LLM08: Vector and Embedding Weaknesses

  • Definition: Security vulnerabilities in vector databases and embedding models can lead to manipulation and unauthorized data access.
  • Explanation: Weaknesses in how vectors and embeddings are stored and retrieved in Retrieval-Augmented Generation (RAG) systems may enable attackers to inject harmful data, retrieve sensitive information, or manipulate model outputs.
  • Recommendations: Implement fine-grained access controls, validate external data sources, and monitor embedding-based queries for anomalies​.

LLM09: Misinformation and Hallucinations

  • Definition: LLMs generate incorrect or misleading information, leading to reputational, legal, and security risks.
  • Explanation: Hallucinations in LLM outputs can spread misinformation, impact decision-making, and introduce vulnerabilities when users rely on incorrect data.
  • Recommendations: Use truthfulness scoring models, reinforce fact-checking mechanisms, and provide disclaimers on generated content​.

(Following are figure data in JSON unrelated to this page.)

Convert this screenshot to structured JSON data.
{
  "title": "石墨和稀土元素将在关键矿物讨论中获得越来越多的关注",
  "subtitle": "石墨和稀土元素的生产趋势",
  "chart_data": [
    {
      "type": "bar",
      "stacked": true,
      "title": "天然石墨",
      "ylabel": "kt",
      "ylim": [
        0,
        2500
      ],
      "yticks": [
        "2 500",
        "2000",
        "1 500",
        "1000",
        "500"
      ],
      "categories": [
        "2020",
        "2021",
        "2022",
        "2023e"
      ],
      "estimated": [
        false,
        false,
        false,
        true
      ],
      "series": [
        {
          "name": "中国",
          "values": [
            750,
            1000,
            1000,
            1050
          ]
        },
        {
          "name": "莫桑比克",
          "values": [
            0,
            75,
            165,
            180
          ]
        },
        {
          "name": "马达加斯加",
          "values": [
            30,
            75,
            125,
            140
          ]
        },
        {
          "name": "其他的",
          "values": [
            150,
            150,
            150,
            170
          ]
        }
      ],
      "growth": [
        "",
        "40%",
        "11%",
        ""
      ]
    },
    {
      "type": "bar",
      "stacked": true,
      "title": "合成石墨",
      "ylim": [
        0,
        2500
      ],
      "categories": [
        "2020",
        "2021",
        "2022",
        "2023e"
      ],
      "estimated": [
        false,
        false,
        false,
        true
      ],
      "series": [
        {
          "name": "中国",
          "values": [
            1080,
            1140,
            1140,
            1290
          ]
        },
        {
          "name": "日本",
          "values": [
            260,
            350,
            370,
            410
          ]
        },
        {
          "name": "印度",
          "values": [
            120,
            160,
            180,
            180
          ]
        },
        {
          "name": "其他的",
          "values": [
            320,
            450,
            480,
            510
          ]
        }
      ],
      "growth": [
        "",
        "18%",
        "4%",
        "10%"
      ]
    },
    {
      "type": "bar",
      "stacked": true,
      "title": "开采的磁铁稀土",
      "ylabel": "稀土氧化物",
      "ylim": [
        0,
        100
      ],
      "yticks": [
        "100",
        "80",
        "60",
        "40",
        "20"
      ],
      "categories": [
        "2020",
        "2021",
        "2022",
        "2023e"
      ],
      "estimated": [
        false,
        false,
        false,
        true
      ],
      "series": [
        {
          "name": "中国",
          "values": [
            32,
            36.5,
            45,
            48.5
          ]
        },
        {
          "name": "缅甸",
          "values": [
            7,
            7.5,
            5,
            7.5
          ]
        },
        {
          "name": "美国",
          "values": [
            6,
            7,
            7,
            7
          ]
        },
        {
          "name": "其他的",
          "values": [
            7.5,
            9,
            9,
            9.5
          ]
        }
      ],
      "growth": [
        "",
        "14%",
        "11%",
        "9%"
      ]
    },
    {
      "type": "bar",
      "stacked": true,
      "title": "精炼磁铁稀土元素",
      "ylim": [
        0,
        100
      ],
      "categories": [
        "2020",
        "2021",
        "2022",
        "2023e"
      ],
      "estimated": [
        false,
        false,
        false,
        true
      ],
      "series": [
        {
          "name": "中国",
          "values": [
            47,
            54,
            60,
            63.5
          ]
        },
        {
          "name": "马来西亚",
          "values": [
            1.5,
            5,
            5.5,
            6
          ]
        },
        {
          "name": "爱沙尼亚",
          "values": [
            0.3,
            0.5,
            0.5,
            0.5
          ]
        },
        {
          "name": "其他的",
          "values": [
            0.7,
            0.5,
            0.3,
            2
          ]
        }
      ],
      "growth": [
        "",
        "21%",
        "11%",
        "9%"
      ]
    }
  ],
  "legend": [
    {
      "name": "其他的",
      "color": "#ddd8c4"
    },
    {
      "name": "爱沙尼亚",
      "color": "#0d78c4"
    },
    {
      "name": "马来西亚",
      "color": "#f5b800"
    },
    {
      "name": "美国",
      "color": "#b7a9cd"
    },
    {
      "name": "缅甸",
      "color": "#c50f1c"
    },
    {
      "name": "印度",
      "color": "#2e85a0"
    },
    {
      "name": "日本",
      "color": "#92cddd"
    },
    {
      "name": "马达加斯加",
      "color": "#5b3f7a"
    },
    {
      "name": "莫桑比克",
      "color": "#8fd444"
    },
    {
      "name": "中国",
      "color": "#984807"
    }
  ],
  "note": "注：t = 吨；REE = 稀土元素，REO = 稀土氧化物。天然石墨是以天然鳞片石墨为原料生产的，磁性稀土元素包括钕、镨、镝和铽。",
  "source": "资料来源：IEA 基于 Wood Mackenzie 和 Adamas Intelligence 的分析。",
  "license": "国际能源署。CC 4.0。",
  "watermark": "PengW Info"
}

LLM10: Unbounded Consumption

  • Definition: Resource-intensive LLM queries lead to service disruptions, excessive costs, or denial-of-service (DoS) attacks.
  • Explanation: Attackers can craft inputs that trigger computationally expensive operations, leading to Denial of Wallet (DoW) attacks where cloud costs spiral out of control.
  • Recommendations: Implement rate limiting, enforce cost-aware execution policies, and utilize adaptive load management techniques​.

Conclusion

Understanding and mitigating these OWASP Top 10 risks for Large Language Models is crucial for maintaining the security, fairness, and reliability of AI systems. By implementing the recommended mitigation steps, organizations can protect their LLMs from a wide range of threats, ensuring they are used safely and ethically.